After this rewatch it’s safe to say that Close Encounters of the Third Kind is the only movie I have ever felt deserves to be considered the best of someone’s filmography, despite me having a clear favorite. Y’all know I do not entertain the Best being different from Favorite argument, but with this film I make an exception. Spielberg’s blockbuster tendencies are on full display, but also his master of craft and story. Raiders of the Lost Ark is my favorite Spielberg but this film really feels like him at the height of his skill.

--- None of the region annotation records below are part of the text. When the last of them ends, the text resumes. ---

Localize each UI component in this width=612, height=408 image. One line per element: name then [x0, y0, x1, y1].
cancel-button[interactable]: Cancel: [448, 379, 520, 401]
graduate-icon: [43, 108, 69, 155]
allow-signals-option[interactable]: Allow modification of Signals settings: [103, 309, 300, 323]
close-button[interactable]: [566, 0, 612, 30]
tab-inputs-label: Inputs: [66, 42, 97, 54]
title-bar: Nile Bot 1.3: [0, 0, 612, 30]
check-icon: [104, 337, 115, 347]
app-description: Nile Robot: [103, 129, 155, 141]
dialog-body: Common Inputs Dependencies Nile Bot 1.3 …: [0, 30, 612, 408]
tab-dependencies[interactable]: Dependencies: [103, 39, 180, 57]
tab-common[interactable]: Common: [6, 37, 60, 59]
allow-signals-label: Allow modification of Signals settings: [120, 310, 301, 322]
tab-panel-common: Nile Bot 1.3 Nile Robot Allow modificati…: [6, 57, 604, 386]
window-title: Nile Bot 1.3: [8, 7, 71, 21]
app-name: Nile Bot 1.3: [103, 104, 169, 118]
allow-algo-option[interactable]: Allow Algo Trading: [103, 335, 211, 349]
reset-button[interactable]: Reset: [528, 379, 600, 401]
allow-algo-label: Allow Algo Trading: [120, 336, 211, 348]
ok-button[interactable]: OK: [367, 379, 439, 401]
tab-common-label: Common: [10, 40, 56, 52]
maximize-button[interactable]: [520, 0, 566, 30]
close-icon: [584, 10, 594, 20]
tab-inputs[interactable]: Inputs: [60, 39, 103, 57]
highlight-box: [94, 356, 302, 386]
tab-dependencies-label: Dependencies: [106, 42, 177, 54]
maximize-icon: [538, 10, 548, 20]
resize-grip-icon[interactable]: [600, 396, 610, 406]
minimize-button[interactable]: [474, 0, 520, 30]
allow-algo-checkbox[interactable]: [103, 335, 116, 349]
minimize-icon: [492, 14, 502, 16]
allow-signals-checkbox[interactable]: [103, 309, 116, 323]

Spielberg has since become so enamored with the father son relationship and happy endings that it has flattened out some of his career lately. Close Encounters is as personal as an artist can get without being autobiographical. Which is perhaps why folks don’t like the ending, which I think ranks among the top movie endings of all time. It’s brutal to watch Roy abandon his children, but it’s amazing to witness an artist put their personal life on display. Spielberg has mentioned that not as much as five years later that he wouldn’t have Roy leave because it was selfish and impulsive, but that’s what makes this moment all the more powerful. It’s divorce and abandonment on a cosmic scale and it’s meant to infuriate us and not leave us with easy answers, because life never does.

There’s more to this movie than it’s brilliant ending. Spielberg’s film has become the template for so many sci-fi films since it came out. Watching it now I see the scenes that JJ Abrams would ape for Super 8 and the camera moves from a dozen other sic-fi films. Spielberg wasn’t the first to set a movie like this in a small Midwestern town, but he surely seems to have perfected something with Close Encounters that will be hard to be topped.